Auch der Berliner Wirtschaftssenator Harald Wolf, der mit einer Förderzusage über 514 000 Euro Ende März den Startschuss für die dreijährige Pilotphase des Projekts gab, setzt große Erwartungen in diese Kooperation zwischen künstlerisch-gestalterischen und technologisch-wissenschaftlichen Disziplinen sowie den beteiligten Unternehmen: "Interdisziplinarität und Kreativität sind heute mehr denn je die Voraussetzungen für Innovation in Wirtschaft und Gesellschaft.
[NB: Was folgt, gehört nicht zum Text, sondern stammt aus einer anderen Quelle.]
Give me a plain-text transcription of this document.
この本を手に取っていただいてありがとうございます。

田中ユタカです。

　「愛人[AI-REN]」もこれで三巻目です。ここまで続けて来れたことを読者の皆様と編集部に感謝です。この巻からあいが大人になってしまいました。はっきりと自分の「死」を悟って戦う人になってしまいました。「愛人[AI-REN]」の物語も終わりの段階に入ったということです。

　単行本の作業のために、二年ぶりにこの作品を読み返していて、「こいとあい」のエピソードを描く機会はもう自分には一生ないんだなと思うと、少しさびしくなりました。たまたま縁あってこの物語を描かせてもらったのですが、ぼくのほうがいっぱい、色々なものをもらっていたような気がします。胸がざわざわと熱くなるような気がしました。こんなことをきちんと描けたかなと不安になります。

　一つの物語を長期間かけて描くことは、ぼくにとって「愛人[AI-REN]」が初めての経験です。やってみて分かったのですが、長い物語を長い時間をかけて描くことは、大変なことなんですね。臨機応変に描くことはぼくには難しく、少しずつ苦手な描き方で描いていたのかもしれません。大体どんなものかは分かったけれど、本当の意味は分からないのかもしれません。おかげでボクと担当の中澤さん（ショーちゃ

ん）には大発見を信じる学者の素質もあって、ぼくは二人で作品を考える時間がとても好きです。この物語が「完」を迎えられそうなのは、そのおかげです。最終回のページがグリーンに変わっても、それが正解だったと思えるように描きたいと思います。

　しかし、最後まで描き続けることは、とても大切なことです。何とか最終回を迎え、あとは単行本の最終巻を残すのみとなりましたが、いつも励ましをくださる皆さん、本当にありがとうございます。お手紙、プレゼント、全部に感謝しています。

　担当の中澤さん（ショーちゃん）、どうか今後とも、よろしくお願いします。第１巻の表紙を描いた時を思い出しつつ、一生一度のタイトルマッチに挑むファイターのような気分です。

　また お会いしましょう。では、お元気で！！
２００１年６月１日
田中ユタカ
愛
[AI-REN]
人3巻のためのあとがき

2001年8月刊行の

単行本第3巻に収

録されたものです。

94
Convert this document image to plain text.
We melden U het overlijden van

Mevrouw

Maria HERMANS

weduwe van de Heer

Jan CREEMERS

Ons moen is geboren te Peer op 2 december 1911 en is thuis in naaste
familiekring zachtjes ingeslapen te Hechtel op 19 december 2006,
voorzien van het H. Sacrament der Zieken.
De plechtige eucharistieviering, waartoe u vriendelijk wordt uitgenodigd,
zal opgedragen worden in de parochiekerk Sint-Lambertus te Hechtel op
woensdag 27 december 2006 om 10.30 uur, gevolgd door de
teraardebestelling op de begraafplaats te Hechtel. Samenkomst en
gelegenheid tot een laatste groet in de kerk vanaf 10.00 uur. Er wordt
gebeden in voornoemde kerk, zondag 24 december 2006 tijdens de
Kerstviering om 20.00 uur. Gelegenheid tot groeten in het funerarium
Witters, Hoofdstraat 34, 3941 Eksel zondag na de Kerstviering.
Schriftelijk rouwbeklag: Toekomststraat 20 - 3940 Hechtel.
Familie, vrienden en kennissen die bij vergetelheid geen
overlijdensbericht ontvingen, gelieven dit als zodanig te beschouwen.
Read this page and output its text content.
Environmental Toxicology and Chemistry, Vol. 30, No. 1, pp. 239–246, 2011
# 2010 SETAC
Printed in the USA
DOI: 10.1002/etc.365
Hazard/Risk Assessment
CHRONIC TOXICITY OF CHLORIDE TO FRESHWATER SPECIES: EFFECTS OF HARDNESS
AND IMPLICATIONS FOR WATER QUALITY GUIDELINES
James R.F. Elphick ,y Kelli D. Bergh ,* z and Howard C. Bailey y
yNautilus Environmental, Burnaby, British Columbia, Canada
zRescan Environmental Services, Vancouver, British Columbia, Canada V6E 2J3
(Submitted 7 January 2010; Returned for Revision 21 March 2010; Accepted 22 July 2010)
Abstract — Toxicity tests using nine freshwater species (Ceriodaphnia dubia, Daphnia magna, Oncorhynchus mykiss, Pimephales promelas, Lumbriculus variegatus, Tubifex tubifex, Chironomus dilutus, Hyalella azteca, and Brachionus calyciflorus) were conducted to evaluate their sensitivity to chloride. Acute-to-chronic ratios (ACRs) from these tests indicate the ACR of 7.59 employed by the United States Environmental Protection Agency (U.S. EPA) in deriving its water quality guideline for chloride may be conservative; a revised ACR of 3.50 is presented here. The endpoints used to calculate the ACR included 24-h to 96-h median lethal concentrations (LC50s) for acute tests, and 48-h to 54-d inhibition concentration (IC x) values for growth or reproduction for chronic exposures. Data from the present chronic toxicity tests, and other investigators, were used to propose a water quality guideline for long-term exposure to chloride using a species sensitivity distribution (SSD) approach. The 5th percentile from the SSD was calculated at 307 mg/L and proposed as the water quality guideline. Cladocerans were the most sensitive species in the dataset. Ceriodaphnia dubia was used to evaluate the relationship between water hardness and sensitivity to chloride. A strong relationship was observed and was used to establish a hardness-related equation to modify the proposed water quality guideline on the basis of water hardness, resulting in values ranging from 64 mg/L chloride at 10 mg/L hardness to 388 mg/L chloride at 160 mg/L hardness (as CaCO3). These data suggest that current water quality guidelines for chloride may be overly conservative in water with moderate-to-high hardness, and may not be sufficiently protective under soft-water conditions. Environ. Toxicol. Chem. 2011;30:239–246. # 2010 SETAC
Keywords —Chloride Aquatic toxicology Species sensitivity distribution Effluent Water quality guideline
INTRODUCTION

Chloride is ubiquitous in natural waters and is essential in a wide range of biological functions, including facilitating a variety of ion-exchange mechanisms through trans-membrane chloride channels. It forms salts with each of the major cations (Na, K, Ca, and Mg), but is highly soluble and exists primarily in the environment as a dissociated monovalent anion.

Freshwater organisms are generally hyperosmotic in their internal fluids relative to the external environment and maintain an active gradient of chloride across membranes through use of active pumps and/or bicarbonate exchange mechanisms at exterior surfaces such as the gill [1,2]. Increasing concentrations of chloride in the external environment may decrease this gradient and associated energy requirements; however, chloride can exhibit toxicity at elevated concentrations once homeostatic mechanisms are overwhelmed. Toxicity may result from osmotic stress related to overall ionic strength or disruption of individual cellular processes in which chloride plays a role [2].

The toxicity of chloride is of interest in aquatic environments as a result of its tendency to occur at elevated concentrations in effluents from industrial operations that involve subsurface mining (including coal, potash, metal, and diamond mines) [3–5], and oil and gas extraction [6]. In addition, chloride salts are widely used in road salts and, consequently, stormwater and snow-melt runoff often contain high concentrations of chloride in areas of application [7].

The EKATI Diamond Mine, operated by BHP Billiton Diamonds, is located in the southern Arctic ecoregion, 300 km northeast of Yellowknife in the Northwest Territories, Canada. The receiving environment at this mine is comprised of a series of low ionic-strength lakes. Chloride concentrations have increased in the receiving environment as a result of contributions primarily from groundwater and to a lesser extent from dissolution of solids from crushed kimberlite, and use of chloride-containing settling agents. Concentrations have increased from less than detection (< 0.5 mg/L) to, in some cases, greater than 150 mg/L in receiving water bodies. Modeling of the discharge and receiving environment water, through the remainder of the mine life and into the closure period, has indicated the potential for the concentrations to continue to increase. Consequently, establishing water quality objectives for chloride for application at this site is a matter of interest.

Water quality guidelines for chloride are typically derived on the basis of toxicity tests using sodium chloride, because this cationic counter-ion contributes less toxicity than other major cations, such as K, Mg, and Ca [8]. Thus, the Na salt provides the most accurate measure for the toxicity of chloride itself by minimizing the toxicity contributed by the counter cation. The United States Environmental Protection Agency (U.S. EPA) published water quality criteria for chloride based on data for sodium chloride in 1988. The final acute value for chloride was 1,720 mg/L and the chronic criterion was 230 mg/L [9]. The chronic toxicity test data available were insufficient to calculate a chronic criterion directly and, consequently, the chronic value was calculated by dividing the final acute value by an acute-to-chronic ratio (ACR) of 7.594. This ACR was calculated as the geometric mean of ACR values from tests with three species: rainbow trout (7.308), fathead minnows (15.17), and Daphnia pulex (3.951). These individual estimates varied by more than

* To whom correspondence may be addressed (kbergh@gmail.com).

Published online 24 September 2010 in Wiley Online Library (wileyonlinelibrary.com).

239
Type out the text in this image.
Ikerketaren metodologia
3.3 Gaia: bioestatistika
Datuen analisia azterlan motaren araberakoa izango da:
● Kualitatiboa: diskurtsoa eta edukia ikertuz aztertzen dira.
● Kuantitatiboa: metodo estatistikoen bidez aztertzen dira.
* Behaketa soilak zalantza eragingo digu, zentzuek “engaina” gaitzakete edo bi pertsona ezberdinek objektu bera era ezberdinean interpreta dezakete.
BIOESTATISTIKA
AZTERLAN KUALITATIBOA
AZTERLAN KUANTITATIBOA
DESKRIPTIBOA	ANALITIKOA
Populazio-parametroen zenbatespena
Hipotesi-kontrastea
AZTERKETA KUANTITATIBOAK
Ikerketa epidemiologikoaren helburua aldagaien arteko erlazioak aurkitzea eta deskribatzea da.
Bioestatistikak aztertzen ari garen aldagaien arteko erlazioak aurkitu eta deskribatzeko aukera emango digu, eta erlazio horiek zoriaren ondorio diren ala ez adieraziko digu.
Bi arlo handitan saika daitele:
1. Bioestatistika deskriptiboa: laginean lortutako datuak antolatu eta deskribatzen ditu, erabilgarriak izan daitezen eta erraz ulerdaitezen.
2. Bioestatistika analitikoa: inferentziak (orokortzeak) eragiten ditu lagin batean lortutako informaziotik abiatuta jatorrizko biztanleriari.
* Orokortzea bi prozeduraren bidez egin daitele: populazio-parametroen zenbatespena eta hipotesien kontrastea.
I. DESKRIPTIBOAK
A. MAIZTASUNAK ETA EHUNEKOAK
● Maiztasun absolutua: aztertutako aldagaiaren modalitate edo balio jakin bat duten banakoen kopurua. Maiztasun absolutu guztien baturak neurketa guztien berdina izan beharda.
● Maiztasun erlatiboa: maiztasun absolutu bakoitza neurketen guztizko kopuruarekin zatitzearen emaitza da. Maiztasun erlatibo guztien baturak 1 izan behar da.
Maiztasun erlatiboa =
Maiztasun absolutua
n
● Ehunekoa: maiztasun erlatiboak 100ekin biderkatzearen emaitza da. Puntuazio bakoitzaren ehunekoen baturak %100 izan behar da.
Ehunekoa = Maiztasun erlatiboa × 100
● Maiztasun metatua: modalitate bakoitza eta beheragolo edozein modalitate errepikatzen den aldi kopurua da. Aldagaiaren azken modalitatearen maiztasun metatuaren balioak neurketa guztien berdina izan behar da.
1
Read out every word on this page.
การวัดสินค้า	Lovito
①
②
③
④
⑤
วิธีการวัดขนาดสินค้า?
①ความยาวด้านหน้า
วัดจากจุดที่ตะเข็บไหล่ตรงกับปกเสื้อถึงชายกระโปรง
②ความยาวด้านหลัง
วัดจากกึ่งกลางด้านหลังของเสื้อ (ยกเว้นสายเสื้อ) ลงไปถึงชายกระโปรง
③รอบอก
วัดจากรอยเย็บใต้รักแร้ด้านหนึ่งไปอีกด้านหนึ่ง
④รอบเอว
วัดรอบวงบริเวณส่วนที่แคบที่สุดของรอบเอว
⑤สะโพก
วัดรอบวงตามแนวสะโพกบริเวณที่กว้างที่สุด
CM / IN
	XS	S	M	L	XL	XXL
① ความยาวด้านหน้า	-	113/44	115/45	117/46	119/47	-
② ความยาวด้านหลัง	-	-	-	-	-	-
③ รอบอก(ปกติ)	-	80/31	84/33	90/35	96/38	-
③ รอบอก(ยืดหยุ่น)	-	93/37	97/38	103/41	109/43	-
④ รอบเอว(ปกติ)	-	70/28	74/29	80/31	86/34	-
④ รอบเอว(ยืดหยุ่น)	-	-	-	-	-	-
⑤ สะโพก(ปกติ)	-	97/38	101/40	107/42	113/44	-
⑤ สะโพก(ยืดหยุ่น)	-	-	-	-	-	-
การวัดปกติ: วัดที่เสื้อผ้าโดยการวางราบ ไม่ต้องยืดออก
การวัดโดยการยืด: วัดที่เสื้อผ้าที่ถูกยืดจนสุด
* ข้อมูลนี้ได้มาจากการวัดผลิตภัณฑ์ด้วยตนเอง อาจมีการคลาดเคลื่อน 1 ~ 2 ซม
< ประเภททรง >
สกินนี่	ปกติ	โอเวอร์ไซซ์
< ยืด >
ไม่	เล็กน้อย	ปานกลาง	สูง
Mit der Hybrid-Projektplattform wird Berlin erneut seine Attraktivität als ,Kreativ- Metropole‘ unter Beweis stellen und an überregionaler und internationaler Ausstrahlung gewinnen." Die Hybridplattform TU Berlin - UdK Berlin soll vor allem auch das Potenzial der Universitäten für die kleinen und mittleren Unternehmen im Umfeld sichtbar machen.

"Mit dem Geld aus dem Europäischen Fonds für regionale Entwicklung können wir zunächst das Personal für Infrastruktur und Aufbau der Plattform finanzieren", sagt Barbara Stark, Leiterin der TU-Forschungsabteilung, die auf TU-Seite für die Projektleitung zuständig ist. "Doch wir versuchen, auch zusätzliche Drittmittel zu akquirieren, nach Möglichkeit auch von interessierten Unternehmen, die in die Plattform mit einsteigen wollen."

Ein gutes Dutzend Professorinnen und Professoren hat sich bereits zu einem Initiatorenkreis zusammengefunden. Sie wollen als Multiplikatoren für die Zusammenarbeit werben und erste konkrete Projekte umsetzen. "Außerdem", so Barbara Stark, "gehen wir davon aus, dass die Idee der Plattform für Wissenschaftlerinnen und Wissenschaftler attraktiv ist, die von wissenschaftlichem Neuland angezogen werden und ihre eigene Forschung auf der Plattform voranbringen wollen."

Aber auch Studierende sollen motiviert werden, an der Plattform teilzuhaben. Hierfür sind experimentelle Studienprojekte geplant, die von beiden Universitäten als "freies Modul" anerkannt werden sollen, sowie ein gemeinsamer Studiengang und ein Graduiertenkolleg für Ingenieure und Gestalter, für die sich beide Präsidenten, Jörg Steinbach für die TU Berlin und Martin Rennert für die UdK Berlin, ausgesprochen haben. Themengebiete wären visuelle Kommunikation, Maschinenbau, Designforschung, Produkt- und Prozessgestaltung, Elektrotechnik, Informatik, Architektur und Bauingenieurwesen. "Wir sind überzeugt", so Barbara Stark, "dass die Studierenden und Graduierten sehr interessiert daran sind, in interdisziplinären Zusammenhängen zu lernen und zu arbeiten. Dieser Perspektivwechsel wird für sie ein gutes Training für künftige berufliche Aufgaben sein. Denn die Lebens- und Arbeitsweisen unserer Gesellschaft verändern sich durch die sich rasant entwickelnden Informations- und Kommunikationstechnologien radikal. Dies muss sich auch in der Ausbildung der Studierenden widerspiegeln. Die Plattform will der Ort beider Universitäten sein, wo Grenzgänger und Querdenker Raum für diesen Perspektivwechsel finden."